The idea that a snap election will radically change the configuration of the parliament is an illusion. The recent presidential election showed that the chances of success for the non-parliamentary parties, is close to zero. Most of the candidates aside from the aforementioned, received less than 1% of the votes.
Since regaining its independence and starting to build a democratic society, there has been speculation in Georgia about the unification the various political forces, but mostly there is nothing positive coming out of this.
Only the appearance of charismatic leaders will create the grounds for united efforts, but this lasts for a very short period. For instance, there was a relatively successful attempt by the Georgian opposition to unite in late 2007. This amalgamation of the political opposition took part in the 2008 presidential election, and later – the parliamentary election, where it showed a generally satisfactory performance.
Today the situation is such that if the opposition does not unite its efforts the distribution of positions during the self-government elections this coming spring, will be divided between the Georgian Dream administration and the UNM.

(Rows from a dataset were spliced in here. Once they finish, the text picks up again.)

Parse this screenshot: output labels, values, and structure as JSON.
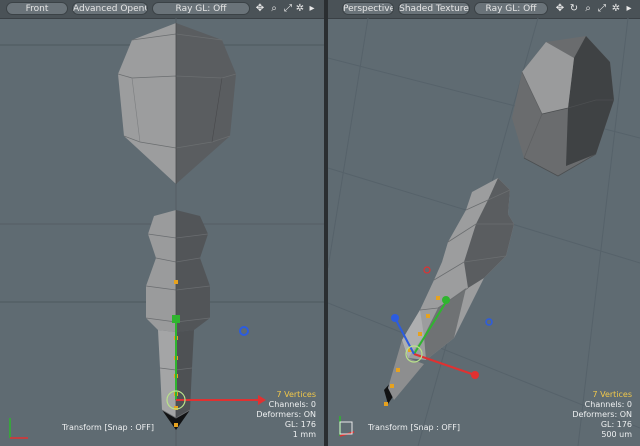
{
  "left_viewport": {
    "view_label": "Front",
    "shading_label": "Advanced OpenGL",
    "raygl_label": "Ray GL: Off",
    "info": {
      "vertices": "7 Vertices",
      "channels": "Channels: 0",
      "deformers": "Deformers: ON",
      "gl": "GL: 176",
      "scale": "1 mm"
    },
    "status": "Transform [Snap : OFF]"
  },
  "right_viewport": {
    "view_label": "Perspective",
    "shading_label": "Shaded Texture",
    "raygl_label": "Ray GL: Off",
    "info": {
      "vertices": "7 Vertices",
      "channels": "Channels: 0",
      "deformers": "Deformers: ON",
      "gl": "GL: 176",
      "scale": "500 um"
    },
    "status": "Transform [Snap : OFF]"
  },
  "icons": {
    "pan": "move-icon",
    "zoom": "magnifier-icon",
    "rotate": "rotate-icon",
    "fit": "expand-icon",
    "options": "gear-icon",
    "menu": "arrow-right-icon"
  },
  "colors": {
    "viewport_bg": "#5f6b72",
    "toolbar_bg": "#4a5257",
    "highlight": "#f1c84b",
    "axis_x": "#e03131",
    "axis_y": "#2fb52f",
    "axis_z": "#2c5ce0"
  }
}
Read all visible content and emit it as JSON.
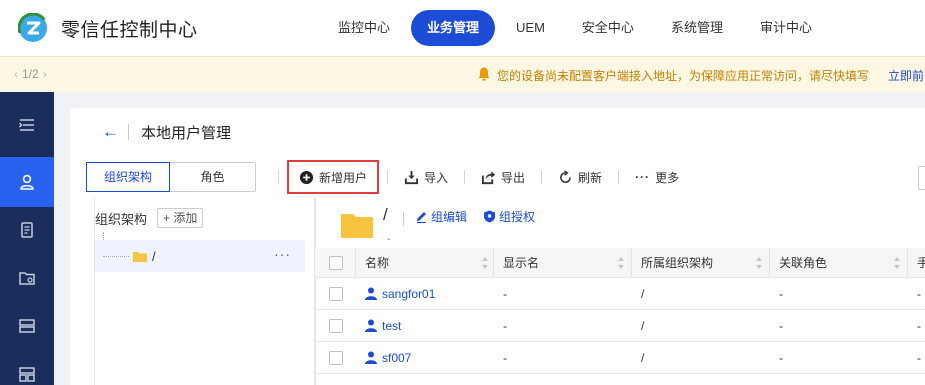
{
  "header": {
    "app_title": "零信任控制中心",
    "nav": [
      {
        "label": "监控中心"
      },
      {
        "label": "业务管理",
        "active": true
      },
      {
        "label": "UEM"
      },
      {
        "label": "安全中心"
      },
      {
        "label": "系统管理"
      },
      {
        "label": "审计中心"
      }
    ]
  },
  "notice": {
    "pager": "1/2",
    "text": "您的设备尚未配置客户端接入地址，为保障应用正常访问，请尽快填写",
    "link": "立即前"
  },
  "sidebar": {
    "icons": [
      "menu-collapse-icon",
      "user-icon",
      "document-icon",
      "folder-settings-icon",
      "server-icon",
      "dashboard-icon"
    ],
    "active_index": 1
  },
  "page": {
    "title": "本地用户管理"
  },
  "segments": {
    "org": "组织架构",
    "role": "角色"
  },
  "toolbar": {
    "add_user": "新增用户",
    "import": "导入",
    "export": "导出",
    "refresh": "刷新",
    "more": "更多"
  },
  "tree": {
    "label": "组织架构",
    "add": "+ 添加",
    "root_name": "/",
    "more": "···"
  },
  "group": {
    "name": "/",
    "sub": "-",
    "edit": "组编辑",
    "grant": "组授权"
  },
  "table": {
    "columns": {
      "name": "名称",
      "display": "显示名",
      "org": "所属组织架构",
      "role": "关联角色",
      "extra": "手"
    },
    "rows": [
      {
        "name": "sangfor01",
        "display": "-",
        "org": "/",
        "role": "-",
        "extra": "-"
      },
      {
        "name": "test",
        "display": "-",
        "org": "/",
        "role": "-",
        "extra": "-"
      },
      {
        "name": "sf007",
        "display": "-",
        "org": "/",
        "role": "-",
        "extra": "-"
      }
    ]
  },
  "colors": {
    "brand": "#1c4bd6",
    "sidebar": "#1b2d5c",
    "sidebar_active": "#2a62f0",
    "notice_bg": "#fdf7e4",
    "notice_text": "#c58200",
    "highlight_border": "#e13b3b",
    "folder": "#f8c33e"
  }
}
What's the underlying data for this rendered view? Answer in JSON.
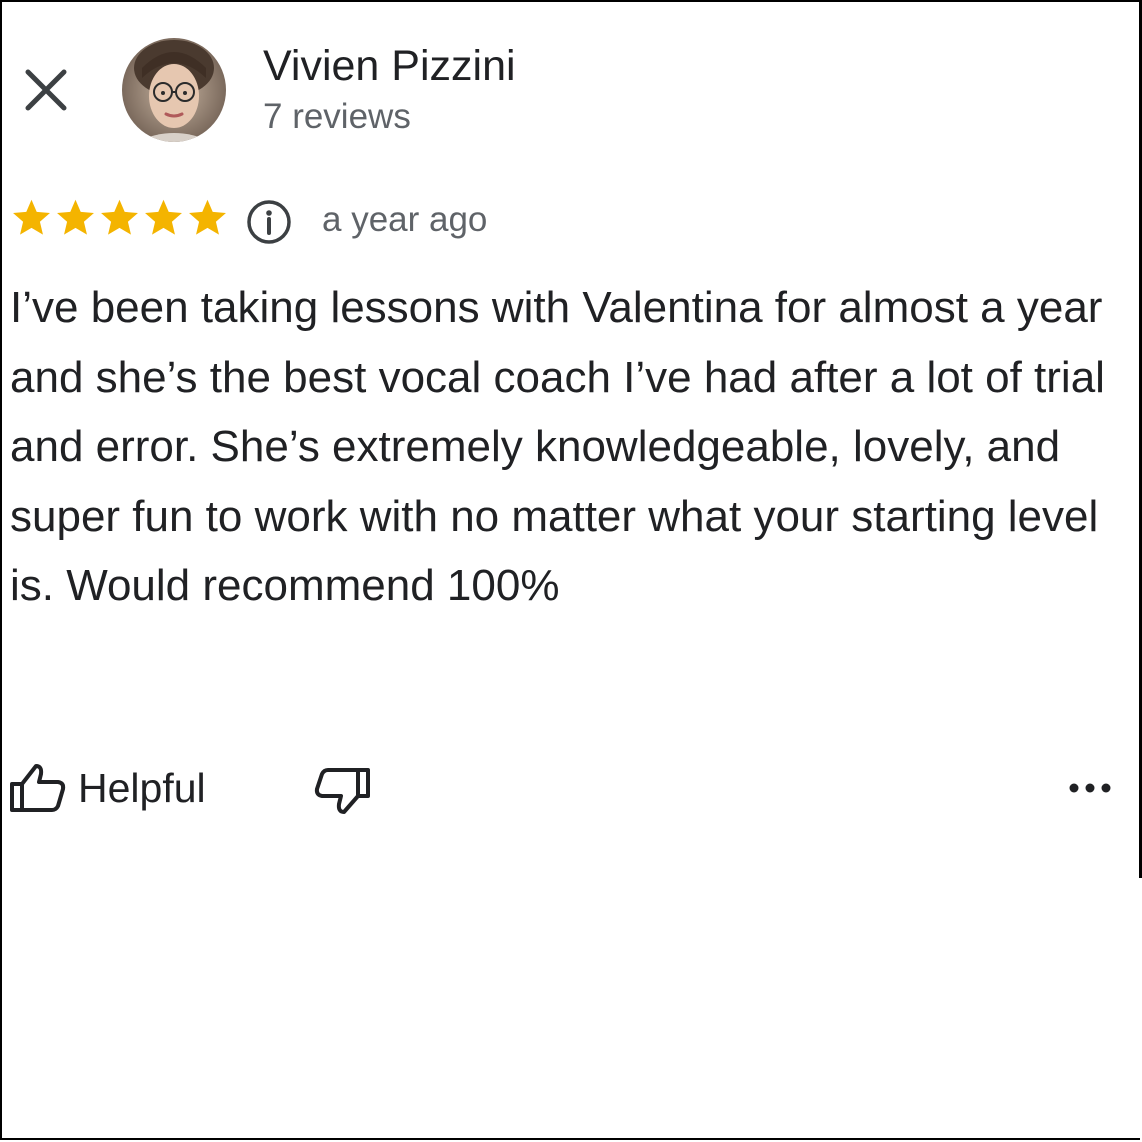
{
  "reviewer": {
    "name": "Vivien Pizzini",
    "reviews_count": "7 reviews"
  },
  "rating": {
    "stars": 5,
    "max_stars": 5,
    "star_color": "#f4b400"
  },
  "review": {
    "time": "a year ago",
    "text": "I’ve been taking lessons with Valentina for almost a year and she’s the best vocal coach I’ve had after a lot of trial and error. She’s extremely knowledgeable, lovely, and super fun to work with no matter what your starting level is. Would recommend 100%"
  },
  "actions": {
    "helpful_label": "Helpful"
  },
  "icons": {
    "close": "close-icon",
    "avatar": "avatar",
    "star": "star-icon",
    "info": "info-icon",
    "thumbs_up": "thumbs-up-icon",
    "thumbs_down": "thumbs-down-icon",
    "more": "more-options-icon"
  }
}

Some leaders of the non-parliamentary opposition have already put forth various ideas for unification. They highlight the necessity for beginning consultations on the possible creation of an amalgamation; some political parties have already started taking certain small steps in this direction. But, time flies quickly and the election is coming closer.
Of course, the local elections will not essentially reshuffle the configuration of the political forces in the country, but in any case, it might give some impulses to the new political forces and figures in the country.